I live in a place where good dog food is impossible to get, so we buy large bags of food or have large bags of food shipped to us. 

I've read that dry kibble should be used within 6 weeks and wondered if anyone has frozen dry kibble to preserve it for later use or knows any more about this. 

We have a vacuum packer and several large freezers.

I can't think of any reason not to do so, but I'm wondering what other people think.


----------



## MollyMuiMa (Oct 13, 2012)

You can definitely freeze it ( I freeze a 6mth supply) Just make sure it is in airtight bags and you can freeze it for several months!

Here is what I read about freezing kibble.................

In the freezer an opened bag will last approx. 8 months

Kibble stored in 'air tight' containers (ie ziplock bags) will give you about a year

An UN-opened bag will store in the freezer up to 2years

And if using a vacuum sealer it will last indefinitely!!!!!!


P.S.
In the bag, a good kibble will stay good for 4 weeks at room temp (opened bag shelf life)

In the refrigerator only, in a sealed bag or airtight container, food will stay good for up to 8 weeks


----------



## patk (Jun 13, 2013)

molly mui ma, you are a veritable fount of useful and helpful info!


----------



## PoodlePaws (May 28, 2013)

Wow. I never knew this. What if I store mine in an air tight container at room temp. How long will it last??

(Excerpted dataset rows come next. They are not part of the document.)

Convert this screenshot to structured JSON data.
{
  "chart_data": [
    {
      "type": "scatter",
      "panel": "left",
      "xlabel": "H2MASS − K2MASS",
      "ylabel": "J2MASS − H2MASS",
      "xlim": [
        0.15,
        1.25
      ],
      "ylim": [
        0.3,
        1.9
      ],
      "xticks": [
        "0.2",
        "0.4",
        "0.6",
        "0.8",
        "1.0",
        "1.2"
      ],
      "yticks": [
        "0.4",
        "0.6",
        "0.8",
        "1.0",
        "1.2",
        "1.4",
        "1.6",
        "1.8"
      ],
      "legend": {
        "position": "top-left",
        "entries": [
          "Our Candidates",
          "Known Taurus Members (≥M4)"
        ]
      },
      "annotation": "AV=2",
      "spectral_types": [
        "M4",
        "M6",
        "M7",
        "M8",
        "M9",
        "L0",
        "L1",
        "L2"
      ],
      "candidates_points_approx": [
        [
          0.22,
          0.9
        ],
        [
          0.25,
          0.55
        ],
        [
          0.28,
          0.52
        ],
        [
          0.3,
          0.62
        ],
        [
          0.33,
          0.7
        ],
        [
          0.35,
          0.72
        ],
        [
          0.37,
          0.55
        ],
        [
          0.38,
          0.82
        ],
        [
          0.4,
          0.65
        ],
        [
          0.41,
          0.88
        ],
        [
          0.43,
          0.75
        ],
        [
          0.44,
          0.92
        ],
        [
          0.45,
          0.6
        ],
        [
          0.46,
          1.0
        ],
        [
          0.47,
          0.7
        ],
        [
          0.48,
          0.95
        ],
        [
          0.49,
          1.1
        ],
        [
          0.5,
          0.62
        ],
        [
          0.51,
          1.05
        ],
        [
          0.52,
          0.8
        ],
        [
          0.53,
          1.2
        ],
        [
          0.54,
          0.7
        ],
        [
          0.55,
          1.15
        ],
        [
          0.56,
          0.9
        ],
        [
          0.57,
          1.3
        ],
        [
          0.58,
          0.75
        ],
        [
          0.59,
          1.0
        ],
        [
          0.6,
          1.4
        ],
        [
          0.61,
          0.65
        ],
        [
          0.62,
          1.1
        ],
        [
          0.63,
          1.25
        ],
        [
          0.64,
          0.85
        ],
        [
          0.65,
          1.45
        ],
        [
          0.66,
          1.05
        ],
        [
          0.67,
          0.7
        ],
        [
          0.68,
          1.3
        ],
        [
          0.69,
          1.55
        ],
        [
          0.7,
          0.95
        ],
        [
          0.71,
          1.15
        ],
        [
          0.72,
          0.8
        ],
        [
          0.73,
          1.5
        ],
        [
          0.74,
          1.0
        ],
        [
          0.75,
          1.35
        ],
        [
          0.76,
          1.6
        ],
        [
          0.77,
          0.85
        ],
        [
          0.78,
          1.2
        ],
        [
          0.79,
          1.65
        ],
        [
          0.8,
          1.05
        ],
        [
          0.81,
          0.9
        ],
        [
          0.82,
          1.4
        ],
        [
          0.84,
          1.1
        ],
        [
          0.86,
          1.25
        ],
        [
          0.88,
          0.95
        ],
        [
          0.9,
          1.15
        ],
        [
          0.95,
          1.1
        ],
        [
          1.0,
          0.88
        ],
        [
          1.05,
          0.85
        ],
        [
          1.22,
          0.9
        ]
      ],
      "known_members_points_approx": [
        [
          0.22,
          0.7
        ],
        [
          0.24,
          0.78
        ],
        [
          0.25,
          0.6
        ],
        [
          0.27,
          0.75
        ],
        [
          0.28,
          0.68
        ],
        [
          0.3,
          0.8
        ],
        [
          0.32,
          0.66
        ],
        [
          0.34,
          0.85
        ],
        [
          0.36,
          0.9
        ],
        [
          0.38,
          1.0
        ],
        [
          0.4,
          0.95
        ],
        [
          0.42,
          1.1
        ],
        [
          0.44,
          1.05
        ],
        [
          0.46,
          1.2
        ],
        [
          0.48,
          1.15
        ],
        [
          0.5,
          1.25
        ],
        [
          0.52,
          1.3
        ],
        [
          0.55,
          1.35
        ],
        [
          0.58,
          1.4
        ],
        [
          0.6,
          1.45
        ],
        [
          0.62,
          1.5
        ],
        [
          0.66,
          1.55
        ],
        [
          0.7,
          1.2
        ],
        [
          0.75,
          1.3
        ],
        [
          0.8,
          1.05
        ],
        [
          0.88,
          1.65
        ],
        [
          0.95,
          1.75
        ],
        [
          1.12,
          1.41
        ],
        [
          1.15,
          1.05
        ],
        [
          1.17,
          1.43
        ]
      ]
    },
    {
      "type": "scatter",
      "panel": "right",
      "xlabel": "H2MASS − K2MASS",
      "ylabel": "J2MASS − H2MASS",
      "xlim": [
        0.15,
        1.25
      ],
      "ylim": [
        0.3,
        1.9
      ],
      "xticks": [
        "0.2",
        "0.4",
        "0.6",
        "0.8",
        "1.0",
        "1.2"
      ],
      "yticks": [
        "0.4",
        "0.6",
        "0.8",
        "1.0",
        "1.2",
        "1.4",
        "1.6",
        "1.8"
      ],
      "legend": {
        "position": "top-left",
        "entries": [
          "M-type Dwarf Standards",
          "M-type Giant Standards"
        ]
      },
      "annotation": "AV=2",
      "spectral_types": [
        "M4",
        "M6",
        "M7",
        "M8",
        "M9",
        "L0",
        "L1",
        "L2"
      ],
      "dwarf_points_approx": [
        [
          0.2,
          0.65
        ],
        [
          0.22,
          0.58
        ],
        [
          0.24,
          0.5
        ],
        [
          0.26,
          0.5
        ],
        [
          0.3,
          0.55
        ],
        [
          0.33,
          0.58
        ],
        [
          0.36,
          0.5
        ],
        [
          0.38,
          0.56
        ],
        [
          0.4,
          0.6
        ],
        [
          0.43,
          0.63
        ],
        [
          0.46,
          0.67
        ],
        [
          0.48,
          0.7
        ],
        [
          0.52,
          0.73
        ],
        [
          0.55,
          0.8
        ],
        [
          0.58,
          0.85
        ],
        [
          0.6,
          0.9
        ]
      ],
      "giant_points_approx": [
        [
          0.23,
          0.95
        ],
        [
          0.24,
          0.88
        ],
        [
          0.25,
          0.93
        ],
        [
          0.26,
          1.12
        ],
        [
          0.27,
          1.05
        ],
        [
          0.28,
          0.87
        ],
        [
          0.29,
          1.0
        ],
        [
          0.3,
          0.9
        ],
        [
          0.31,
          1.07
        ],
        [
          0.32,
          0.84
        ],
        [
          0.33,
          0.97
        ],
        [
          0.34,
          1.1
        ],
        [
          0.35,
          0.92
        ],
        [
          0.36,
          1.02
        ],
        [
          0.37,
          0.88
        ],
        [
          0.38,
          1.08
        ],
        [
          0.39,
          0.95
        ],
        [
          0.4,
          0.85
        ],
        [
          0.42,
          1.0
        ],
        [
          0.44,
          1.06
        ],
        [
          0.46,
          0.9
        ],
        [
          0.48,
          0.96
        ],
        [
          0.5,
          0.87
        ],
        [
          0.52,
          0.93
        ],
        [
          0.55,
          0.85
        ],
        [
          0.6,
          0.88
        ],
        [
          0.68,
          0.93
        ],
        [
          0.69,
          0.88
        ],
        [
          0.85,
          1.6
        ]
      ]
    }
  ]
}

Sent from Petguide.com Free App


----------



## JudyD (Feb 3, 2013)

Wow, that's very helpful information, MMM. I want to switch the new pup to Victor Grain Free All Life Stages, but the store near us has it in 30 pound bags only, way too much for a puppy. If I can't find it in smaller bags around here, I'll buy the big bag and freeze it in ziplock bags.

Incidentally, I've read the problem with keeping kibble at room temperature too long is that the fat content gets rancid. You should keep kibble in the bag it came in, rather than pouring it into another container, because exposure to air hastens degradation of fat. If you just scoop a feeding out and roll the bag down tight, air exposure is minimized.


----------



## MollyMuiMa (Oct 13, 2012)

JudyD said:


> Incidentally, I've read the problem with keeping kibble at room temperature too long is that the fat content gets rancid. You should keep kibble in the bag it came in, rather than pouring it into another container, because exposure to air hastens degradation of fat. If you just scoop a feeding out and roll the bag down tight, air exposure is minimized.


This is what I read also , and that once you open the bag you should use it in 4 weeks, but if you put the original bag inside a airtight container, you can go 6 weeks.


----------



## FireStorm (Nov 9, 2013)

This is really interesting - I haven't been on the forum in a while (just super busy), but we have recently come to the conclusion on our own that Hans will only eat very fresh kibble. So I'm buying our Spoo 5lb bags, lol. Maybe I will consider freezing....


----------